Our ciabatta bread works well for bruschetta or crostini.
1/2 celery stalk, finely chopped
1 small carrot, finely chopped
1 small onion, finely chopped
1/2 lb chicken livers, cleaned, in small pieces
4 T olive oil
2 T butter
1/2 T tomato paste dissolved in 4 T warm water
3 T dry white wine, or marsala wine
1 T capers, rinsed off
1 garlic clove, peeled and finely chopped
2 anchovy fillets, chopped
Salt and freshly ground pepper to taste
bread, either firm white slice bread, or a baguette (long French bread) sliced into rounds
CLEAN chicken livers and cut into small pieces.
SAUTÉ the celery, carrot and onion in the oil and half the butter over medium heat stirring frequently until onion is transparent, about 8 to 10 minutes.
ADD the livers and continue cooking till liver turns color.
ADD the wine and cook over high heat till evaporated.
ADD dissolved tomato paste, cover, cook on low heat for 15 minutes.
REMOVE from heat and let cool, mix in pepper, minced garlic, rest of butter, capers, chopped anchovy.

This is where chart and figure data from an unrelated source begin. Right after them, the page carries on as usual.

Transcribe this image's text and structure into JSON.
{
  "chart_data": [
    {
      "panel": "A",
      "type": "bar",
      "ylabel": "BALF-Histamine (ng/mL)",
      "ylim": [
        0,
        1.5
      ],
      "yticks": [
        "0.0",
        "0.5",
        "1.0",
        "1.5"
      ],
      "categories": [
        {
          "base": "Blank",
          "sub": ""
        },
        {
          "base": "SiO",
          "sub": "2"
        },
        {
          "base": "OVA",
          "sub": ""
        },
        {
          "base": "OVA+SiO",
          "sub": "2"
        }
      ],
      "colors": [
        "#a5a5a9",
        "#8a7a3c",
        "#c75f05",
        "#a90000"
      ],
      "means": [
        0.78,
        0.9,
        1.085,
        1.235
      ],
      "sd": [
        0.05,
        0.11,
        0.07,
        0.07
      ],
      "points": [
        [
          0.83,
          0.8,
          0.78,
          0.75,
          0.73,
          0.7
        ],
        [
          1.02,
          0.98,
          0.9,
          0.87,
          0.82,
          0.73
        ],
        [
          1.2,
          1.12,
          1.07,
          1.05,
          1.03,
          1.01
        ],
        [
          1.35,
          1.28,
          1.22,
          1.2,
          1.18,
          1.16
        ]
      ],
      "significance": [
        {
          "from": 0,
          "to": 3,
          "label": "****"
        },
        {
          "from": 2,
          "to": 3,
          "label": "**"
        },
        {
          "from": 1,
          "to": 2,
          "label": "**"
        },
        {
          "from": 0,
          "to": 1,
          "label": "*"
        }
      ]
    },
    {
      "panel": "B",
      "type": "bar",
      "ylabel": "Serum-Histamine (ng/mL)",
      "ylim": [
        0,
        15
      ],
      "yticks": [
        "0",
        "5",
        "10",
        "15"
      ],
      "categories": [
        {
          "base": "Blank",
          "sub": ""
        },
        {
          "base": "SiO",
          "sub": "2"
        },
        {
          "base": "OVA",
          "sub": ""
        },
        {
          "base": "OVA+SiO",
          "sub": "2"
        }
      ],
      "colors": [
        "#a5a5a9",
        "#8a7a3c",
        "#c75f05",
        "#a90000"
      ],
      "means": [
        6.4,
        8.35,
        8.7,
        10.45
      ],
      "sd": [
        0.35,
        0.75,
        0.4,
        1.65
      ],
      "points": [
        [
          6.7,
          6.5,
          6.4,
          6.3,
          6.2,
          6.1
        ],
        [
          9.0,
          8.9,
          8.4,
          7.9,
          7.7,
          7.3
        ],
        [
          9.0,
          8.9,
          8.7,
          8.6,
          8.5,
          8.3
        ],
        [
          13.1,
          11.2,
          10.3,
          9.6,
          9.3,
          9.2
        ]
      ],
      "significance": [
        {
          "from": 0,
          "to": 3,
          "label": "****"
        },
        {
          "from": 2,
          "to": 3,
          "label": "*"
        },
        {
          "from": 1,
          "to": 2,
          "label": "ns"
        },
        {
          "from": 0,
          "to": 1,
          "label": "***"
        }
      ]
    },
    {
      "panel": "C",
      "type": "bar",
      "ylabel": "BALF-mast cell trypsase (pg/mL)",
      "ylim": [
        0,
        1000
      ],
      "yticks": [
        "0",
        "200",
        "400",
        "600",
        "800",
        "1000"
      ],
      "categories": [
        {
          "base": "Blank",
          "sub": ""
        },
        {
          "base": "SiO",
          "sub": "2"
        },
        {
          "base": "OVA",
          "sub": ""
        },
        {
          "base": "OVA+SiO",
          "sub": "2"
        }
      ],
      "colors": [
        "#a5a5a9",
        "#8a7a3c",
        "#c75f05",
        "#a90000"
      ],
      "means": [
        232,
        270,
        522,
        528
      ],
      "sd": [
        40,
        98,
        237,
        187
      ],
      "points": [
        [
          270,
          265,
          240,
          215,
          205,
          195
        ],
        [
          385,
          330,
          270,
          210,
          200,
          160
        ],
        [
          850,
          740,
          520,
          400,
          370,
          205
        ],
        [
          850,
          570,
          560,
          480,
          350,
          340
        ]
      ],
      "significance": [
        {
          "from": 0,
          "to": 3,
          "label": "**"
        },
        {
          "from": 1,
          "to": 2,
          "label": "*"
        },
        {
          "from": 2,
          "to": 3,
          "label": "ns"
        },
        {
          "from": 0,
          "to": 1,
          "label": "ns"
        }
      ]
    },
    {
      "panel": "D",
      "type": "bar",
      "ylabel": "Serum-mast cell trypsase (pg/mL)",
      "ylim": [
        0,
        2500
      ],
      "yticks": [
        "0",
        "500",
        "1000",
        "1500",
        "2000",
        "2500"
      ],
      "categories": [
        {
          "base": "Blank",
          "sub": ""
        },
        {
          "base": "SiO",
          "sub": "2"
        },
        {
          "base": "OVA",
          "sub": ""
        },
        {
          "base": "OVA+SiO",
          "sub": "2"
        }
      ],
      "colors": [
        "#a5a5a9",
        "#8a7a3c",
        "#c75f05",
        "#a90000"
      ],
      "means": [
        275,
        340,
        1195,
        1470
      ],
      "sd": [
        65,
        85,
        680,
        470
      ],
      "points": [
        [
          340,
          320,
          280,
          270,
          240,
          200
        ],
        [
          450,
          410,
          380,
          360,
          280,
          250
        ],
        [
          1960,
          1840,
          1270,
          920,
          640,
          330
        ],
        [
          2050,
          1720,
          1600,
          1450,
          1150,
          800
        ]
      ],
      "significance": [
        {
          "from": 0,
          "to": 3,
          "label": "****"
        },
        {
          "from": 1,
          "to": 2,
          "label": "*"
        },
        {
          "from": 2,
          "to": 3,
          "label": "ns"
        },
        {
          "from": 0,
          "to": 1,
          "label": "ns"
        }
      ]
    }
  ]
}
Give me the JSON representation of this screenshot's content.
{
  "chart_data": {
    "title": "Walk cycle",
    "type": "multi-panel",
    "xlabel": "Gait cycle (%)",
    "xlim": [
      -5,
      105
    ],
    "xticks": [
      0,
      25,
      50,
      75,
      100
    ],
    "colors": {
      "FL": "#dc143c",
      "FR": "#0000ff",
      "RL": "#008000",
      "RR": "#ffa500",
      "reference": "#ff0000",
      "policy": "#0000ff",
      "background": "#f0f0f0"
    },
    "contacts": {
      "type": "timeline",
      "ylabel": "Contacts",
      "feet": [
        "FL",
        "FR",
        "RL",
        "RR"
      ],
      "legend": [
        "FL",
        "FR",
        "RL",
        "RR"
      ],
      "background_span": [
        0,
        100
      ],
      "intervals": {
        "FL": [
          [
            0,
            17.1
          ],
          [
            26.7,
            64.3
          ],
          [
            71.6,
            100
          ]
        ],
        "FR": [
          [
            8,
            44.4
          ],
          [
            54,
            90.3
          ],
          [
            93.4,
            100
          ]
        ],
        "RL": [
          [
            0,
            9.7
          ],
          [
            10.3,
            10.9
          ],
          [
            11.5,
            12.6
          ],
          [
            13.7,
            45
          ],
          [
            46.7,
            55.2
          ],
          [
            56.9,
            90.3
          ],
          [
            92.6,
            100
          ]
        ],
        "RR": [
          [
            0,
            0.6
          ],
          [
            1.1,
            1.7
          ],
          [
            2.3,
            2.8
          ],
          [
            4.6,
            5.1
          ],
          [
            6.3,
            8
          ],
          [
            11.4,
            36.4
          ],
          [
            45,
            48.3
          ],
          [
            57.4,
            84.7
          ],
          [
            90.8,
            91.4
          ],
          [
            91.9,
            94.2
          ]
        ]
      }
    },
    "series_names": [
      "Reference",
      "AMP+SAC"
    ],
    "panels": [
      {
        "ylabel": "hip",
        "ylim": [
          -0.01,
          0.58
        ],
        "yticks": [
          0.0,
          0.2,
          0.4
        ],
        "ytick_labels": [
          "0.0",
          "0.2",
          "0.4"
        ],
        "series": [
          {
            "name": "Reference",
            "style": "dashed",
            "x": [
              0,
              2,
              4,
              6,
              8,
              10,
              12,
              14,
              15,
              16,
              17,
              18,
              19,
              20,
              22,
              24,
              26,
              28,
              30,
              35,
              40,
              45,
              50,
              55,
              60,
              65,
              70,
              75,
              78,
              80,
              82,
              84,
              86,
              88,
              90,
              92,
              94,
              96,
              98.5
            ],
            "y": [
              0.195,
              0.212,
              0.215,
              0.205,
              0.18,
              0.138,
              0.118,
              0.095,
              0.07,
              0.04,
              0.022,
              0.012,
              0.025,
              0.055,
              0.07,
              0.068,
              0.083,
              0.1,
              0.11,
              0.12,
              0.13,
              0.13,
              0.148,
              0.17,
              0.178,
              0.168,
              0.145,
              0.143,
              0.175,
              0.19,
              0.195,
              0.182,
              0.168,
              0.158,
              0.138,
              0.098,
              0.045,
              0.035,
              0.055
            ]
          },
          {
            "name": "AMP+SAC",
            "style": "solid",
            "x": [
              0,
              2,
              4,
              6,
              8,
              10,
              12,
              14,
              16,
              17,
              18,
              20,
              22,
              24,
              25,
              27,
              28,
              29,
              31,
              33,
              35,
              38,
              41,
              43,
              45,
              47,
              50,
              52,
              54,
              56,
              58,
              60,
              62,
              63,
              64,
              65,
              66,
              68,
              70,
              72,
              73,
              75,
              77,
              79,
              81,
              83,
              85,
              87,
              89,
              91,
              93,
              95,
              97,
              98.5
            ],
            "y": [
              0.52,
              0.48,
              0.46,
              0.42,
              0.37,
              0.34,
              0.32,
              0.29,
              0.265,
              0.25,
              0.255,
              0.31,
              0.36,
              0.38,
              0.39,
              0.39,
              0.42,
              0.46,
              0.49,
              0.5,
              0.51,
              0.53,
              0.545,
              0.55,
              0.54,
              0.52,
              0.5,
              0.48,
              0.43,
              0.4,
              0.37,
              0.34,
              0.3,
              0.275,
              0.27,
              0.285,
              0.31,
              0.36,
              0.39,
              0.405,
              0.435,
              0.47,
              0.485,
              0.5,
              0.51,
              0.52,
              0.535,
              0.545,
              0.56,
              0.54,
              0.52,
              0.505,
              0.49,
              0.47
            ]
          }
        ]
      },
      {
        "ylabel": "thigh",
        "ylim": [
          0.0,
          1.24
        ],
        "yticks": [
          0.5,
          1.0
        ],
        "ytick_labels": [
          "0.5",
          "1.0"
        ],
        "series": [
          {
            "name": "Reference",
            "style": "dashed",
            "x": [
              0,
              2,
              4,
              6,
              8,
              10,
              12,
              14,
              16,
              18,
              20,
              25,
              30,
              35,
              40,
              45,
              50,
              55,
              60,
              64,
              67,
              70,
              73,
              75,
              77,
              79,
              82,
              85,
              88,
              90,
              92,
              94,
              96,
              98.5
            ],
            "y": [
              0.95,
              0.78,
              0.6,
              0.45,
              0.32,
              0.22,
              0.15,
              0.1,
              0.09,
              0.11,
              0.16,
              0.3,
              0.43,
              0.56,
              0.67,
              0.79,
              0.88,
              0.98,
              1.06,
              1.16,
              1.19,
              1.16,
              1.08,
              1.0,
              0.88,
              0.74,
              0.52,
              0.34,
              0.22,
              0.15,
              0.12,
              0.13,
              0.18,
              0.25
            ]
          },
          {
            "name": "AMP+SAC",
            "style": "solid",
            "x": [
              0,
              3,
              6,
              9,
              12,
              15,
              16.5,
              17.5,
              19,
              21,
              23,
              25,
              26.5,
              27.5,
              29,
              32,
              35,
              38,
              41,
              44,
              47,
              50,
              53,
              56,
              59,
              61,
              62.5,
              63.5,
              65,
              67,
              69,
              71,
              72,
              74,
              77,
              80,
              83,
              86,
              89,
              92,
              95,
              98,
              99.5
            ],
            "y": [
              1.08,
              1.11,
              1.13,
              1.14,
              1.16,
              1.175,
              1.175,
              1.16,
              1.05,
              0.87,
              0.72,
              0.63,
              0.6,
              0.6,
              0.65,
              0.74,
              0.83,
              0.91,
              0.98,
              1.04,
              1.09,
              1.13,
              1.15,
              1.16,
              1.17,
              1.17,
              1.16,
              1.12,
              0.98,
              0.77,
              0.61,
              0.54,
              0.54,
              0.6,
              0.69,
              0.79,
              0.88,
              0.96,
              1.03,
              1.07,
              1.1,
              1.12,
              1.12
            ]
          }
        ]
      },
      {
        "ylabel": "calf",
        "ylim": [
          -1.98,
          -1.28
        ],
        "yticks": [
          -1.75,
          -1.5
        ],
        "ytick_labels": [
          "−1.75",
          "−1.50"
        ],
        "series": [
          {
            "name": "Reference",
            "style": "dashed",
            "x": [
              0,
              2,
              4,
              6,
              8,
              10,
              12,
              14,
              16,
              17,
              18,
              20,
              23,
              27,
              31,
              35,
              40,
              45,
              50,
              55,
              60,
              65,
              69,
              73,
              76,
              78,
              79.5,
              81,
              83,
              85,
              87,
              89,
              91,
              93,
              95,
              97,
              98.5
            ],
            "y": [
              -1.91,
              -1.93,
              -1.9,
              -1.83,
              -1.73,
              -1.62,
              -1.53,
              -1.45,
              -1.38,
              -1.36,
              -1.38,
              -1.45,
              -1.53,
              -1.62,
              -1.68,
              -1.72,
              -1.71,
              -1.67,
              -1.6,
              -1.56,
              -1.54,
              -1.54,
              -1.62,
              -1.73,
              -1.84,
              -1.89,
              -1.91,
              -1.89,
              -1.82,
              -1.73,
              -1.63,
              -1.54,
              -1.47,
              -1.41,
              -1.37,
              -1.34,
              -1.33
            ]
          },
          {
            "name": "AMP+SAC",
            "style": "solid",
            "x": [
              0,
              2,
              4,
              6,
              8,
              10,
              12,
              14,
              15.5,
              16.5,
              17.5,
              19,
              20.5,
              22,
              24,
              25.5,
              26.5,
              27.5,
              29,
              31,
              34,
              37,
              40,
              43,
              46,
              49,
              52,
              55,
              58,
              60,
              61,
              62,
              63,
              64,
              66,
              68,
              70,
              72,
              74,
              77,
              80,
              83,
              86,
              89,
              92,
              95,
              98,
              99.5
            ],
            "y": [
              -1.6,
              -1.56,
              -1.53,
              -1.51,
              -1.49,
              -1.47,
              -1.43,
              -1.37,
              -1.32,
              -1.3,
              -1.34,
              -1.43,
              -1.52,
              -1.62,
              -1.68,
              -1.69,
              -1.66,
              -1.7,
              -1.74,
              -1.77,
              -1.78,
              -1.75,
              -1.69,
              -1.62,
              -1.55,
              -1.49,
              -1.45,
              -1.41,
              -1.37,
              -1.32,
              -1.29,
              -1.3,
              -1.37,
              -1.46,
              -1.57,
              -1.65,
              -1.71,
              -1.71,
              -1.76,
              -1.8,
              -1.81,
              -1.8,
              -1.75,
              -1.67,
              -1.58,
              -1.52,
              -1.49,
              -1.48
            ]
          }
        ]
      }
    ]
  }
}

CHOP or PLACE all ingredients in a food processor and pulse 2 or 3 times, check for seasoning, adding salt and pepper to taste, return to pan for additional 2 - 3 minutes to reduce the pate to the consistency you wish.
CAN be prepared ahead of time and refrigerated up to a day or two
SERVE warm or cool on toasted rounds of French or Italian bread.